I'm not sure why I'm having difficulty with this, but I am. Right now I'm trying to show:

For any a,b in G, there exists identity elements x,y in G such that ax=xa=a and by=yb=b. Show x=y.

Is this the right path? We've already shown that such elements x and y exist, now we just need to show that they are the same for any two elements, and therefore the same for all elements.

 

[Dick]

I'm not sure why I'm having difficulty with this, but I am. Right now I'm trying to show:

For any a,b in G, there exists identity elements x,y in G such that ax=xa=a and by=yb=b. Show x=y.

Is this the right path? We've already shown that such elements x and y exist, now we just need to show that they are the same for any two elements, and therefore the same for all elements.

It's the cancellation trick again. Take ax=a. Multiply by b, so axb=ab. Try and take it from there.

 

[m0bius]

It's the cancellation trick again. Take ax=a. Multiply by b, so axb=ab. Try and take it from there.

Ok, I was multiplying ax = a by y and was getting nowhere. So,

ax = a >>> axb = ab >>> axb = ayb >>> xb = yb >>> x = y.

Hopefully that's right, I think it is but I've been looking at this problem too long and it's been confusing me since the start.

 

[Dick]

Ok, I was multiplying ax = a by y and was getting nowhere. So,

ax = a >>> axb = ab >>> axb = ayb >>> xb = yb >>> x = y.

Hopefully that's right, I think it is but I've been looking at this problem too long and it's been confusing me since the start.

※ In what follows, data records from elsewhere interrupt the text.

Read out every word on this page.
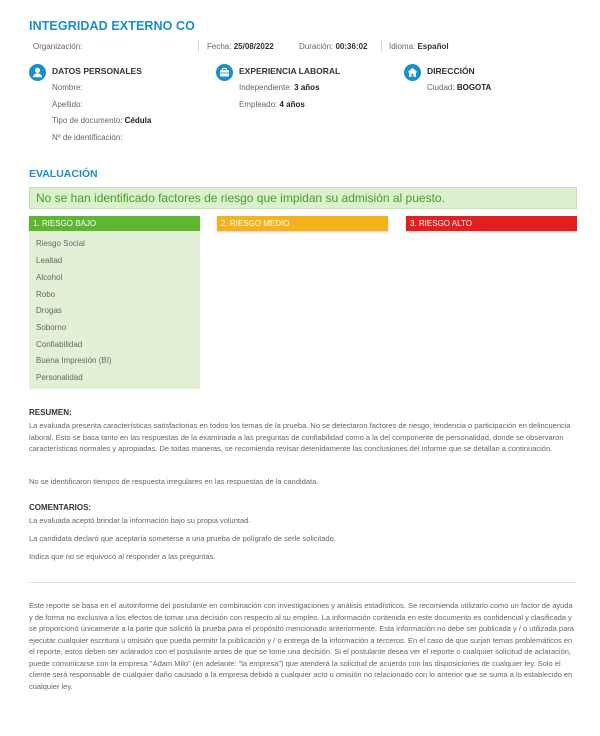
INTEGRIDAD EXTERNO CO
Organización:	Fecha: 25/08/2022	Duración: 00:36:02	Idioma: Español
DATOS PERSONALES
Nombre:
Apellido:
Tipo de documento: Cédula
Nº de identificación:
EXPERIENCIA LABORAL
Independiente: 3 años
Empleado: 4 años
DIRECCIÓN
Ciudad: BOGOTA
EVALUACIÓN
No se han identificado factores de riesgo que impidan su admisión al puesto.
1. RIESGO BAJO	2. RIESGO MEDIO	3. RIESGO ALTO
Riesgo Social
Lealtad
Alcohol
Robo
Drogas
Soborno
Confiabilidad
Buena Impresión (BI)
Personalidad
RESUMEN:

La evaluada presenta características satisfactorias en todos los temas de la prueba. No se detectaron factores de riesgo, tendencia o participación en delincuencia laboral. Esto se basa tanto en las respuestas de la examinada a las preguntas de confiabilidad como a la del componente de personalidad, donde se observaron características normales y apropiadas. De todas maneras, se recomienda revisar detenidamente las conclusiones del informe que se detallan a continuación.

No se identificaron tiempos de respuesta irregulares en las respuestas de la candidata.

COMENTARIOS:

La evaluada aceptó brindar la información bajo su propia voluntad.

La candidata declaró que aceptaría someterse a una prueba de polígrafo de serle solicitado.

Indica que no se equivocó al responder a las preguntas.

Este reporte se basa en el autoinforme del postulante en combinación con investigaciones y análisis estadísticos. Se recomienda utilizarlo como un factor de ayuda y de forma no exclusiva a los efectos de tomar una decisión con respecto al su empleo. La información contenida en este documento es confidencial y clasificada y se proporcionó únicamente a la parte que solicitó la prueba para el propósito mencionado anteriormente. Esta información no debe ser publicada y / o utilizada para ejecutar cualquier escritura u omisión que pueda permitir la publicación y / o entrega de la información a terceros. En el caso de que surjan temas problemáticos en el reporte, estos deben ser aclarados con el postulante antes de que se tome una decisión. Si el postulante desea ver el reporte o cualquier solicitud de aclaración, puede comunicarse con la empresa "Adam Milo" (en adelante: "la empresa") que atenderá la solicitud de acuerdo con las disposiciones de cualquier ley. Solo el cliente será responsable de cualquier daño causado a la empresa debido a cualquier acto u omisión no relacionado con lo anterior que se suma a lo establecido en cualquier ley.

Sure. That works. I was doing axb=ab -> xb=b. So x is the identity for b as well. But there's nothing wrong with what you did. Now that you have a unique identity e, the inverse part should be the EASY part. Look back the steps you've already done. It's just more of the same.

 

[m0bius]

I tried the inverse part earlier in the thread. First, using the cancellation laws, we let a = b. Then:

We have ax = e and you = e.

ax = e >>> y(ax) = y(e) >>> (ya)x = ye >>> ex = ye >>> x = y. So by definition x = y = a^-1.

It seems correct, and it's for any arbitrary element a in G so I think this is all we need to show.

 

[Dick]

I tried the inverse part earlier in the thread. First, using the cancellation laws, we let a = b. Then:
It seems correct, and it's for any arbitrary element a in G so I think this is all we need to show.

I was waiting until you knew you had a well defined element 'e'. Now that you know that, sure, it is that easy. 'e' is the hard part compared with that.